Depuis la bagarre mortelle de Crépol et la disparition de Zakaria, la suspicion s’est installée. Pour beaucoup, les chiffres officiels ne suffisent plus. Les faits divers s’accumulent, la présence policière ou les caméras ne renversent pas la tendance. Les rapports entre jeunes du quartier et résidents sont faits d’entraide discrète et de silences pesants.
Voici les principales habitudes qui s’installent dans la vie de tous les jours :
- Se déplacer à plusieurs pour limiter les risques
- Limiter ou éviter les sorties après la tombée de la nuit, même au cœur de l’été
- Contourner certains parcours ou squares jugés trop risqués
La prise de parole reste mesurée. Beaucoup préfèrent éviter les discussions, que ce soit par lassitude ou par peur de représailles. Pourtant, certains cherchent à maintenir un semblant de vie de quartier : fêtes d’école, appui entre habitants, projets associatifs collectifs. Le passage de la police rassure, mais peut tendre la coexistence avec une jeunesse désœuvrée.

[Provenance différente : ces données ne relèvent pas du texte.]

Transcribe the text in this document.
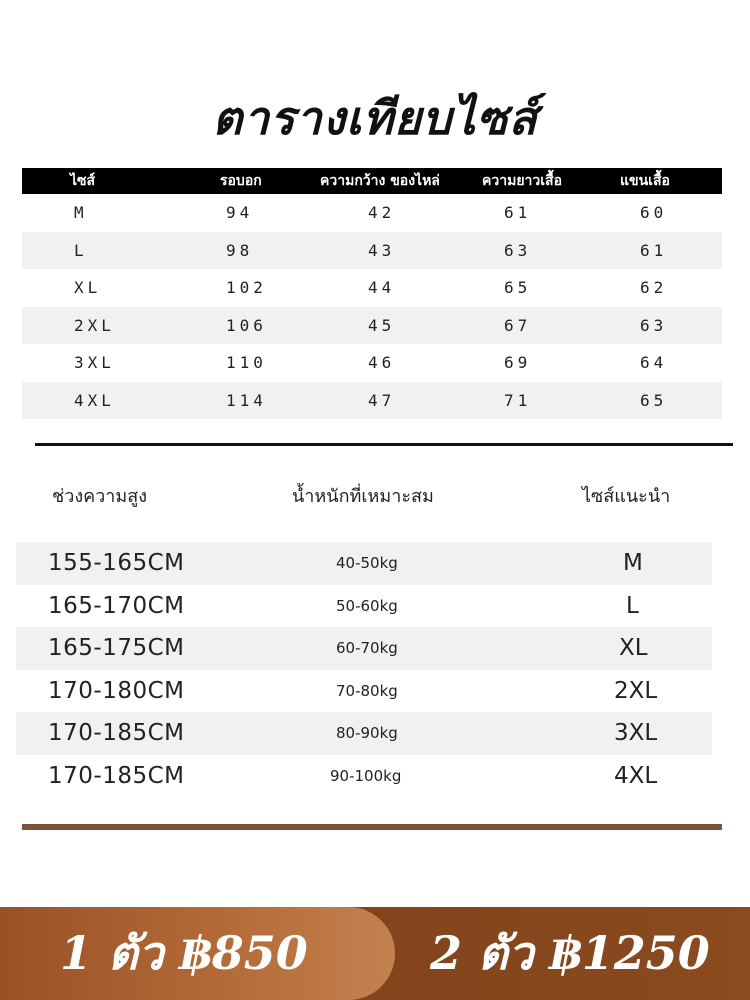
ตารางเทียบไซส์
ไซส์	รอบอก	ความกว้าง ของไหล่	ความยาวเสื้อ	แขนเสื้อ
M	94	42	61	60
L	98	43	63	61
XL	102	44	65	62
2XL	106	45	67	63
3XL	110	46	69	64
4XL	114	47	71	65
ช่วงความสูง	น้ำหนักที่เหมาะสม	ไซส์แนะนำ
155-165CM	40-50kg	M
165-170CM	50-60kg	L
165-175CM	60-70kg	XL
170-180CM	70-80kg	2XL
170-185CM	80-90kg	3XL
170-185CM	90-100kg	4XL
1 ตัว ฿850	2 ตัว ฿1250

Pour Marie-Hélène Thoraval, la ligne n’est jamais simple à trouver : conjuguer sentiment de sécurité et préservation d’un minimum de confiance, pour ne pas fracturer davantage le tissu local.
Entre prudence constante et volonté de préserver leur quotidien, les familles de Romans avancent, parfois sur la corde raide. La ville tâtonne encore, cherche la formule qui ramènera la respiration collective, sans transformer ce qui lui reste d’authenticité.